Another way to ask this question is which one do I think will prevail? Free market force or central bank intervention? It is a tough one. On one hand, you have a giant debt bubble looming after decades of lending imbalance. On the other hand, you have a central bank who can create “unlimited” money supply. So it is really a tough one to predict how home prices will go. If I have to guess, I will say that the home prices will definitely drop a lot when the debt bubble pops because the effect will be too overwhelmed for the central bank to react in the beginning. But then when central bank eventually figures out how to bail out everyone include everybody’s mortgages, student loan etc. using money created out of thin air, home prices are likely to increase back up or even higher. If that’s the case, we are looking a serious possibility of hyperinflation, where everyone can be a millionaire, but a million dollar can’t even buy you a loaf of bread.

Are There Any Biblical Reference On The Future of Home Markets?

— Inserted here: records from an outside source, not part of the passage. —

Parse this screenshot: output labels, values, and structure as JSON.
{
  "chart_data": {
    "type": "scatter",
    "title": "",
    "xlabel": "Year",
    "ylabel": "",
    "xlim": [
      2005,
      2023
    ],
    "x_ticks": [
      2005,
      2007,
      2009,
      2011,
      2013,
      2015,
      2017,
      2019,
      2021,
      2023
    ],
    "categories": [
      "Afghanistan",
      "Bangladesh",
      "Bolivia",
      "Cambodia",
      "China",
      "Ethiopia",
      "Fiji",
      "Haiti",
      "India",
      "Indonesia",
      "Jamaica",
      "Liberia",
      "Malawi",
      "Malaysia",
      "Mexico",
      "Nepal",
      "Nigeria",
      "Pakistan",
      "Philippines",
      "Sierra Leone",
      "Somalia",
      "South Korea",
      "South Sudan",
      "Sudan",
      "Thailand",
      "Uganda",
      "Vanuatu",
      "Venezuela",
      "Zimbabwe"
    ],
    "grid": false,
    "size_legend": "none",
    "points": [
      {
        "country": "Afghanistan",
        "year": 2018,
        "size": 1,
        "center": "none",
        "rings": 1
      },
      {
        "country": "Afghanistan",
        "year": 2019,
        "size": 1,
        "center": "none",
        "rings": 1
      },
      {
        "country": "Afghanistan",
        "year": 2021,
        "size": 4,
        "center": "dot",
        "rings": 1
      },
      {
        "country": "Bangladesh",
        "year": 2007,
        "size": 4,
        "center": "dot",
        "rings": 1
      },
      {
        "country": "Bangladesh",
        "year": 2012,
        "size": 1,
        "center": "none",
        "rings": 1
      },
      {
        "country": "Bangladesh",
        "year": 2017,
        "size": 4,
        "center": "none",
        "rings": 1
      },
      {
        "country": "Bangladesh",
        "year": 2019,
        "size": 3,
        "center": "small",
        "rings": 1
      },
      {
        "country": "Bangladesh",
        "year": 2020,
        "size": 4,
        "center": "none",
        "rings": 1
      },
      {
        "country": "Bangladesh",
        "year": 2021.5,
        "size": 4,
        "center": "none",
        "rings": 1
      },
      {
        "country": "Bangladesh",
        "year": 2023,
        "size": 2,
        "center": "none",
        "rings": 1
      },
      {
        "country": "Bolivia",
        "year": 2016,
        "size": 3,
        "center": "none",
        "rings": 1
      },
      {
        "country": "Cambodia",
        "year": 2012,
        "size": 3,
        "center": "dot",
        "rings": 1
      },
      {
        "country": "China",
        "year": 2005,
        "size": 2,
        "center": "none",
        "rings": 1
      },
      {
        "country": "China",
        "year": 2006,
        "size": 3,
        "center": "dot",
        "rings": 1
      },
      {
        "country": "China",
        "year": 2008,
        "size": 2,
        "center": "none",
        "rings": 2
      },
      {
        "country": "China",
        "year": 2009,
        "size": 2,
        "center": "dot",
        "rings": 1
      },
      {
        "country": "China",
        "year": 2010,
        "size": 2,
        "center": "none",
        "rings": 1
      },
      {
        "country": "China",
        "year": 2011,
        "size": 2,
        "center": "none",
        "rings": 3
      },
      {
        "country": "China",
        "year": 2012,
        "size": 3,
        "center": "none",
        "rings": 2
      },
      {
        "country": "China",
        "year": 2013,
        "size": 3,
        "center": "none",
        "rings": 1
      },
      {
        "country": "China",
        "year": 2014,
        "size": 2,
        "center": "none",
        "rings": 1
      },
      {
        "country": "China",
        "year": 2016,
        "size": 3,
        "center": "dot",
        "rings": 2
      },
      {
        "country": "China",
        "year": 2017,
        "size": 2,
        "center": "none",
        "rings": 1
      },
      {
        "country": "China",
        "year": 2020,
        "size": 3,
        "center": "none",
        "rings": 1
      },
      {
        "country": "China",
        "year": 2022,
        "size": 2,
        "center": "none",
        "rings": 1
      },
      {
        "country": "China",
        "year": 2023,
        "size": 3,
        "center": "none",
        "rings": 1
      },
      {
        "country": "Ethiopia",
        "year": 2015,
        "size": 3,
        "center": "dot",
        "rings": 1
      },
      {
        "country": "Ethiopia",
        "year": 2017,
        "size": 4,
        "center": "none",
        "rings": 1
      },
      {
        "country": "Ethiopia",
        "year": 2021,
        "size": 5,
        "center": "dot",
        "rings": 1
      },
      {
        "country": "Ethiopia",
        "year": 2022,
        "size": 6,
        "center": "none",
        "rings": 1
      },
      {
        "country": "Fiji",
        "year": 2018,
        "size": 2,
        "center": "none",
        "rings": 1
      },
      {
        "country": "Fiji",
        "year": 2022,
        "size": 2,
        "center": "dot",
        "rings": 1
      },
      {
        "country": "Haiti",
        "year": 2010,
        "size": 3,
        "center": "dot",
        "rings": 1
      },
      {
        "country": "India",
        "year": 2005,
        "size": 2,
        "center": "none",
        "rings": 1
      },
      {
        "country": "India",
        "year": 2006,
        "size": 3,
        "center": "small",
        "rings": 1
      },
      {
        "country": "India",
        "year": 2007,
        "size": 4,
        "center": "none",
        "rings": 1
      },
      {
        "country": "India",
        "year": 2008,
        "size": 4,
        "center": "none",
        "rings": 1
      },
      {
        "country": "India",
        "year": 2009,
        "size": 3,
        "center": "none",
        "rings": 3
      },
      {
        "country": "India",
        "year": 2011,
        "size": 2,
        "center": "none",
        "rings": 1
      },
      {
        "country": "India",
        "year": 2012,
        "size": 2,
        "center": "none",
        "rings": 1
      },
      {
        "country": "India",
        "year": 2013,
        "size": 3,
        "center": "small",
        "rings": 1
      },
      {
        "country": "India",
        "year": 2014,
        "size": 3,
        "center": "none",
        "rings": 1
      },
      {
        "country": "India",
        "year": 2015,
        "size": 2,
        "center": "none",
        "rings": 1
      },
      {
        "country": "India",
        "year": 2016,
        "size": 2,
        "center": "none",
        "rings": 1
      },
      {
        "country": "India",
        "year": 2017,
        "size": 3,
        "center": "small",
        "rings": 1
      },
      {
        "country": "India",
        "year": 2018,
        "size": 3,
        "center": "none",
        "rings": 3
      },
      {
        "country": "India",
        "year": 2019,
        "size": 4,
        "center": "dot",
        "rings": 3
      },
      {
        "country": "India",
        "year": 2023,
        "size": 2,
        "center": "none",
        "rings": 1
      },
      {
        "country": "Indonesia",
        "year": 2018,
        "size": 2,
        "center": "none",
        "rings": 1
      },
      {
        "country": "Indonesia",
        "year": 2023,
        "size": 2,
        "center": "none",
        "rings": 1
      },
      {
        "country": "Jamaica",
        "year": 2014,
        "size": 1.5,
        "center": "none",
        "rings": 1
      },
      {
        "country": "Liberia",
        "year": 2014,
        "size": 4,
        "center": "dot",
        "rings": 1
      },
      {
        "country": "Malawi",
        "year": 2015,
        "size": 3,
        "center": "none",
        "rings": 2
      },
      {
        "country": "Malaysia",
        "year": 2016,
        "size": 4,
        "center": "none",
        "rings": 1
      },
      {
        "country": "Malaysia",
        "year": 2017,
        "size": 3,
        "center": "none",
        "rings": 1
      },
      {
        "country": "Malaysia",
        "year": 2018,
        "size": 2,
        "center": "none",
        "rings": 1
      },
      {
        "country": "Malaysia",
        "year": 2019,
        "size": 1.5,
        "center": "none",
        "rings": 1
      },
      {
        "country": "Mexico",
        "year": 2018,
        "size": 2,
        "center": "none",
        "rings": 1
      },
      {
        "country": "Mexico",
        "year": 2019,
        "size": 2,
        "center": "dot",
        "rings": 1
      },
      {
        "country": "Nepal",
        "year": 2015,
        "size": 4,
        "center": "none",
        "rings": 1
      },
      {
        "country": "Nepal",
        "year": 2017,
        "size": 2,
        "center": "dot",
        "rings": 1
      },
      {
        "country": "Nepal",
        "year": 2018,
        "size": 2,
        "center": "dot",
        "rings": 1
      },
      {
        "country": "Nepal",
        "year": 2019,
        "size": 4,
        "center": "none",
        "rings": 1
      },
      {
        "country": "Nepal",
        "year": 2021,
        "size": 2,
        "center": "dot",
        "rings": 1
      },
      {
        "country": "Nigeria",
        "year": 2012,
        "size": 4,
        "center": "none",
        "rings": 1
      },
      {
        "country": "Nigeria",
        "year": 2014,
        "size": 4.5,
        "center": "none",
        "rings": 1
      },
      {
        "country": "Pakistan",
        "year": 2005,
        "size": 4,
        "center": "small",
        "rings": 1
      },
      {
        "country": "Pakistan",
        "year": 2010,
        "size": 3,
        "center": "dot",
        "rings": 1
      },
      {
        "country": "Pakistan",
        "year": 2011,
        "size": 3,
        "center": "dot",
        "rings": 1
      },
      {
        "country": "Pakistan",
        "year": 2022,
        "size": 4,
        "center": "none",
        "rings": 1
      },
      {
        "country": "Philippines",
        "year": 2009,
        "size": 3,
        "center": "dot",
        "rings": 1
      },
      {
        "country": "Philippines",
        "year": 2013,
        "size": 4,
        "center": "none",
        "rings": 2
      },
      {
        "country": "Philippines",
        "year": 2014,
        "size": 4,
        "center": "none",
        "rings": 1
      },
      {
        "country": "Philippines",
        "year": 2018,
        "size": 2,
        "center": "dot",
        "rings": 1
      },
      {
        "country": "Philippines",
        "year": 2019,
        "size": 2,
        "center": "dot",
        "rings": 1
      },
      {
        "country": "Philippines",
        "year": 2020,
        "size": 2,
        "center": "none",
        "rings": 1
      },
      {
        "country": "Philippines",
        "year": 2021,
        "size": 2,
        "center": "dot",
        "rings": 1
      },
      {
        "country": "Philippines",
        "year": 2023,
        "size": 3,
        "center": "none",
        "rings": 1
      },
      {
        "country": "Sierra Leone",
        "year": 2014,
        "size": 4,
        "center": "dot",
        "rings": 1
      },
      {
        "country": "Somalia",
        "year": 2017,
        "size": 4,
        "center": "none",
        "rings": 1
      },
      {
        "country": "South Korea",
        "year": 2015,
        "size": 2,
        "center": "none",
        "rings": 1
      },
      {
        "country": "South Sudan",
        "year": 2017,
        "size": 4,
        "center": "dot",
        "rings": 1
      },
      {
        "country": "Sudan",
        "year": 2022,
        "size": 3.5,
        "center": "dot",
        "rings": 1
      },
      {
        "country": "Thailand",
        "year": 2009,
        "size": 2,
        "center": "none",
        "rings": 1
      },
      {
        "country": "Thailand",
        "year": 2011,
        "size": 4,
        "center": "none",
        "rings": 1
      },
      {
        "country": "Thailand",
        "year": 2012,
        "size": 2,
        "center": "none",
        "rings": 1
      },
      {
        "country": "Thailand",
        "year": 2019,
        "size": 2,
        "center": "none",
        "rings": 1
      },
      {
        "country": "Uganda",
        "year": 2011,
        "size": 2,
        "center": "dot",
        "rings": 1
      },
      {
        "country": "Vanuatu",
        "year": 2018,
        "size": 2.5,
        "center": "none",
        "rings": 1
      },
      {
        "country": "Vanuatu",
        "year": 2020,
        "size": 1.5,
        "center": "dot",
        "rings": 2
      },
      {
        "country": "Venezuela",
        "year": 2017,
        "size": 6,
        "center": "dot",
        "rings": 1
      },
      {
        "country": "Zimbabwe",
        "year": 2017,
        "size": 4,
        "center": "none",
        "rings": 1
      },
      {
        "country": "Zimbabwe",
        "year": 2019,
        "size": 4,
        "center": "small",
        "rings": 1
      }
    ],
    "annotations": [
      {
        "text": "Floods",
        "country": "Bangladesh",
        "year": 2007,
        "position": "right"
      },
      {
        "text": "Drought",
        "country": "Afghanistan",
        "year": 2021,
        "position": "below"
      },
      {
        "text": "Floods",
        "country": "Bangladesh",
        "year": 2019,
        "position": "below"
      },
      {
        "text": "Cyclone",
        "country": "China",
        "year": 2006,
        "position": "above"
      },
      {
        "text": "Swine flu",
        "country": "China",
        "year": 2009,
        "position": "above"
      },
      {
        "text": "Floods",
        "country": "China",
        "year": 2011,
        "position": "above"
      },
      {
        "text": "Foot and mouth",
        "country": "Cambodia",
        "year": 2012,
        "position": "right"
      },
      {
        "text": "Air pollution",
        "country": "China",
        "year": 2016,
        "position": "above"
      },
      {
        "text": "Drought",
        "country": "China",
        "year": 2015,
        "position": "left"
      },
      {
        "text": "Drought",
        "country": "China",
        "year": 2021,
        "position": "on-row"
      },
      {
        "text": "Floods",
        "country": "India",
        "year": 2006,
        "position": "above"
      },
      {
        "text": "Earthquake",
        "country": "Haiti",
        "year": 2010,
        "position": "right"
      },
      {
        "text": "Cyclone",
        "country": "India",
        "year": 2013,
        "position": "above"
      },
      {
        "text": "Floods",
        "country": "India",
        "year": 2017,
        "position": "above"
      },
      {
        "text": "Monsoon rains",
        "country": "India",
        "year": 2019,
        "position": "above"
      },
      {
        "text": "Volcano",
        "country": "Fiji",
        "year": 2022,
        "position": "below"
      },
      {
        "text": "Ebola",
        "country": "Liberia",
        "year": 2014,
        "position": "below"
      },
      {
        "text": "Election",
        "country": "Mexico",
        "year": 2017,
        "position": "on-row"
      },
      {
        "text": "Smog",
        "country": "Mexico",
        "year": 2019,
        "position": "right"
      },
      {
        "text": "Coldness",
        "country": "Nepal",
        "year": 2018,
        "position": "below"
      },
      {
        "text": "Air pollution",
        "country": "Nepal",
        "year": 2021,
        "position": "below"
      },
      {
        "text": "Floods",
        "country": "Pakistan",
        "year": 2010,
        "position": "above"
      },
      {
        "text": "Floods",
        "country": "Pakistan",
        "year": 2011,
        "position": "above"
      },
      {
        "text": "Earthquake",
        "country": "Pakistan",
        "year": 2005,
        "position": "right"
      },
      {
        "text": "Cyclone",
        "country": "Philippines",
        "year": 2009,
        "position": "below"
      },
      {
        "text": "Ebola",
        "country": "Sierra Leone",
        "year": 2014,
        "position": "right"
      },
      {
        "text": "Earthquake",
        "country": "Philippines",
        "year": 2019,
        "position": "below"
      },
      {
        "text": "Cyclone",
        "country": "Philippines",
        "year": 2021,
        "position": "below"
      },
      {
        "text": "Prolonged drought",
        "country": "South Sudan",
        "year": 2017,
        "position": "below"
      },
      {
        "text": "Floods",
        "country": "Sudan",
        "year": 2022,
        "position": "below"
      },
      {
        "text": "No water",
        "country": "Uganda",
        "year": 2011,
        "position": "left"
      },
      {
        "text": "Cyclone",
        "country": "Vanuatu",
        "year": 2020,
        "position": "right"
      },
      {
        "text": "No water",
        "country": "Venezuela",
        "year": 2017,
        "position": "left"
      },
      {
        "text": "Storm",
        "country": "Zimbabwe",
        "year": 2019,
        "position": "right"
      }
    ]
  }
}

As you know, this website doesn’t just talk about opinions, we also talk about the Gospel and the Word of God in the Bible because it is the absolute Truth and the only thing that 100% counts. So our discussion about home prices can never be completed without mentioning what Bible has to say. While there isn’t a specific reference regarding home markets and values in the Bible, there are descriptions about the economic situation during the endtime which can give us a clue or two. One of them is in Revelation 6:5-6:

When the Lamb opened the third seal, I heard the third living creature say, ‘Come!’ I looked, and there before me was a black horse! Its rider was holding a pair of scales in his hands. Then I heard what sounded like a voice among the four living creatures, saying, ‘A quart of wheat for a day’s wages, and three quarts of barley for a day’s wages, and do not damage the oil and the wine!” – Revelation 6:5-6

The part that is underlined provides us a pretty good picture of the economy prior to the Second Coming of Jesus Christ. “a quart of wheat” and “a quart of barley” are food. They are our everyday necessities. “A quart of wheat for a day’s wages” means most people have to spend all of their wages on everyday necessities. In other words, people are living paycheck to paycheck and they barely make ends meet. This is most likely the depict of an inflationary economy where wages stay relatively stagnant compared to all the rising costs around us. In addition, “oil” and “wine” are not everyday necessities, they are luxury. The represent the riches. “do not damage the oil and the wine” would mean that rich people wouldn’t be affected at all. This 2000-year old Bible prophecy could be foretelling us that during the endtime, the wealth gap will increase. The rich will stay rich, the poor will get poorer. Isn’t this what we have now? Well it could get a lot worse.

What does this mean for the home markets? In the near term, it is possible COVID-19 may cause the home prices to drop due to disruption and loss of consumer confidence. But in the longer term, we would still be in inflationary environment and housing will likely remain a major factor why rich stays rich, and poor becomes poorer.
Thank you for reading. God bless you all!